Now that you have an idea of how many calories you should be consuming each day for weight loss, keep a few things in mind. It is a good idea to first determine how many calories you are taking in each day. I advise you to keep a food journal for a few days. Record all foods/beverages consumed and the approximate amount to more closely determine your daily caloric intake. If you find that your caloric intake has been considerably high, please remember that drastically cutting calories in your diet may not lead to long term weight loss success. For example, if a person is consistently taking in over 2,500 calories each day, cutting calories to ~1,200 may not be sustainable long term. I would recommend setting more realistic goals to start. If the “Nutritional Needs” tab suggests that you consume ~1,200 each day and you know you are consuming a lot more than that, start by setting your own personal daily calorie goal at ~1,600. Follow this goal for a few weeks and then begin to reduce your intake slowly towards the 1,200 calorie goal. Those who drastically cut calories generally end up feeling jittery, hungry, and weak and many cannot sustain this significant change for long.

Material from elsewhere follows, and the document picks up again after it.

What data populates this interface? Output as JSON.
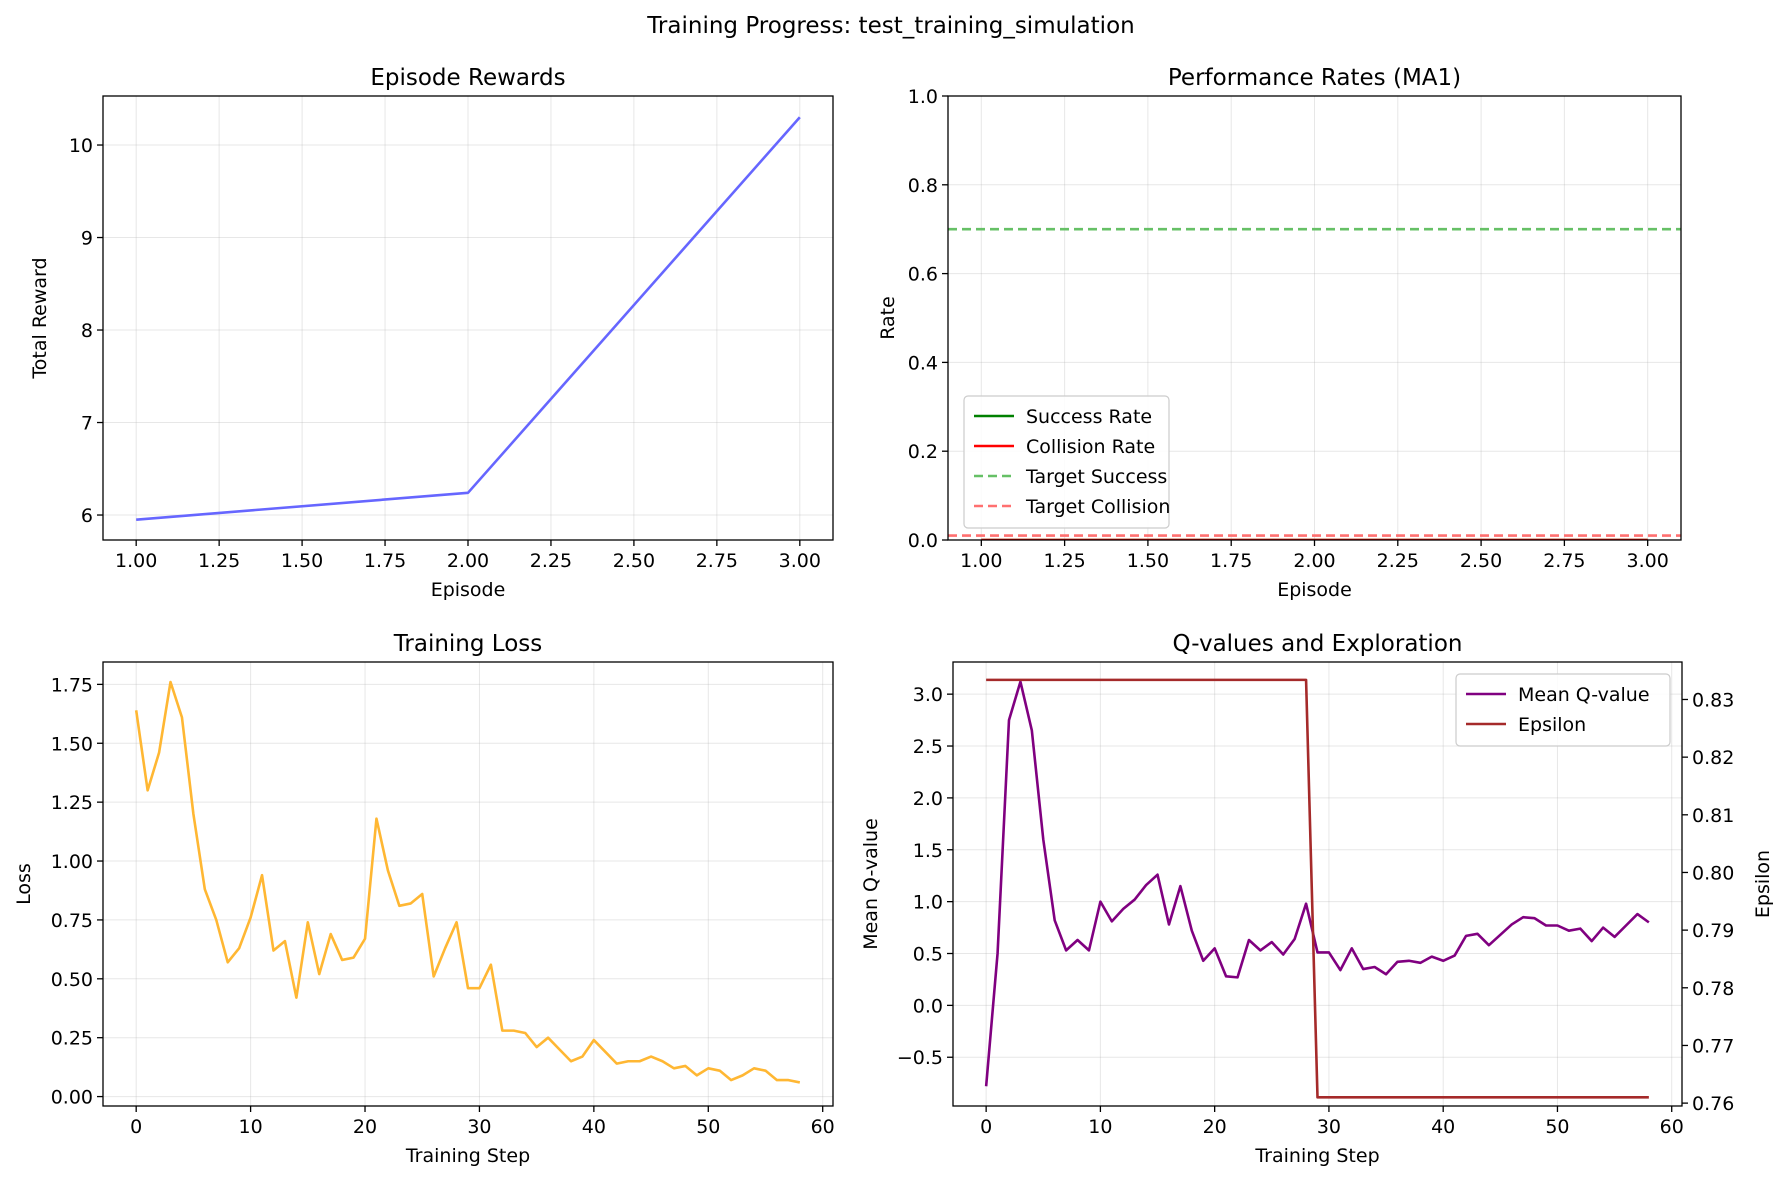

The most effective way to lose weight is to achieve a negative calorie balance. In other words, combine calorie reduction with increased physical activity. This way you will not have to drastically reduce the amount of food you are taking in each day (which is unhealthy and may lead to overeating later on). Reading the food’s label can help you to begin counting calories to get an estimate of how many you are consuming. You could also meet with a registered dietitian who may help you to figure this out. From there I would monitor your portion sizes; reducing portions can help you to reduce calories. Increase fruit and vegetable intake and decrease foods that are high in sugar and saturated fat. This will automatically help you to feel full and reduce calorie intake. For example, if you drink regular soda, try to switch to a reduced calorie fruit juice or water for a calorie savings. Switch your daily afternoon candy bar to a piece of fruit or cup of yogurt for further calorie reduction. Finally, try to get some form of physical activity in each day. An exercise program can really speed up weight loss and make it a healthy loss for long term. Check with your doctor before starting any exercise program. Find activities that you actually like to do (jumping rope, swimming, dancing, bike riding) and then enlist a workout “buddy” to hold you accountable. Any and all movements can add up so skip the elevator and take the stairs. Use the rake instead of the leaf blower and if nothing else…walk the dog! Good luck!